Sen. John Walsh (D-Montana), in office for less than half a year, says he’s dropping out of the race to hold onto his seat amid a plagiarism scandal.
“I am ending my campaign so that I can focus on fulfilling the responsibility entrusted to me as your U.S. senator,” Walsh said in a statement to supporters, the Helena Independent Record reported. “You deserve someone who will always fight for Montana, and I will.”
Last month, the New York Times reported that Walsh, 53, plagiarized much of a 2007 U.S. Army College research paper. In response, editorial boards of the state’s largest papers had called for Walsh to drop out.
Walsh, the only Iraq combat veteran in the Senate, was in a tight race for re-election against Republican Rep. Steve Daines. He’d been trailing Daines in the polls, but was narrowing the gap before the Times story broke.
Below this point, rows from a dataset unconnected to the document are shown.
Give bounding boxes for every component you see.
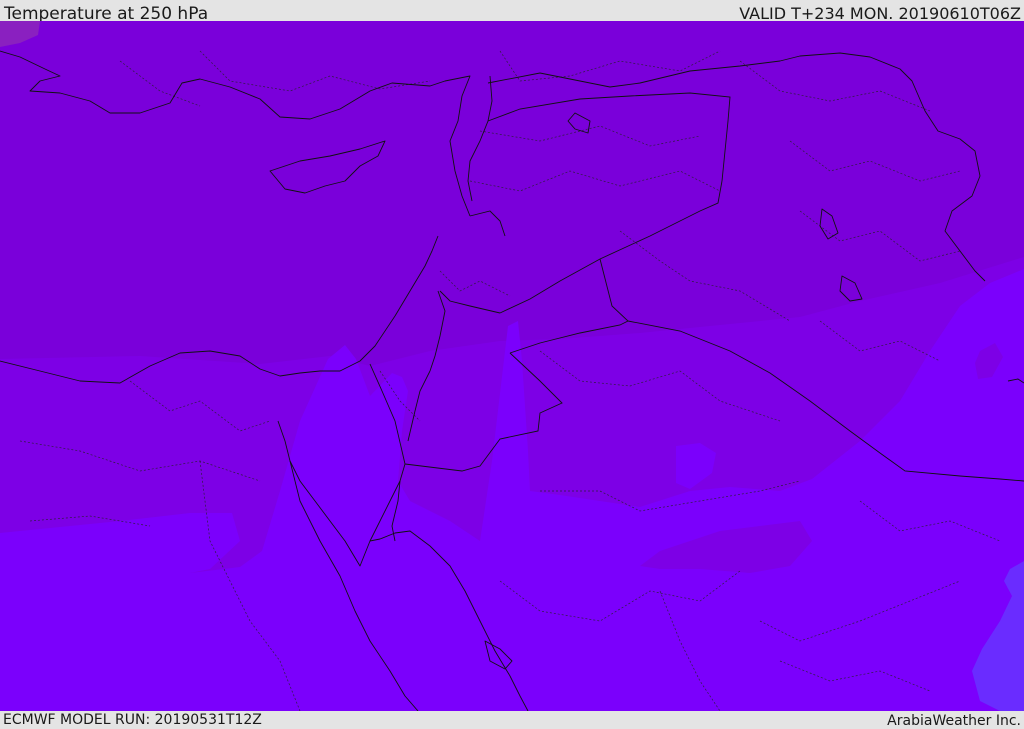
footer-bar: ECMWF MODEL RUN: 20190531T12Z ArabiaWeat… [0, 711, 1024, 729]
map-canvas [0, 21, 1024, 711]
temperature-map [0, 21, 1024, 711]
map-frame: Temperature at 250 hPa VALID T+234 MON. … [0, 0, 1024, 729]
provider-credit: ArabiaWeather Inc. [887, 713, 1021, 729]
header-bar: Temperature at 250 hPa VALID T+234 MON. … [0, 0, 1024, 24]
model-run-label: ECMWF MODEL RUN: 20190531T12Z [3, 712, 262, 728]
Walsh was appointed to the Senate in February by Gov. Steve Bullock, after Max Baucus vacated the seat to become U.S. ambassador to China. In June, he won a primary for the Democratic nomination for this fall.
Democrats will now have to scramble to hold a convention to nominate a replacement candidate before August 20, further damaging their chances of holding onto the seat. Montana is one of several races that could decide control of the U.S. Senate next year.
Popular Democratic former governor Brian Schweitzer has already declined to throw his hat in the ring.
"I believe in citizen government -- where citizens step up to serve then step aside for others to do the same. My deepest thanks to John Walsh for his continued service. I look forward to supporting whoever the next nominee turns out to be," he said in a statement.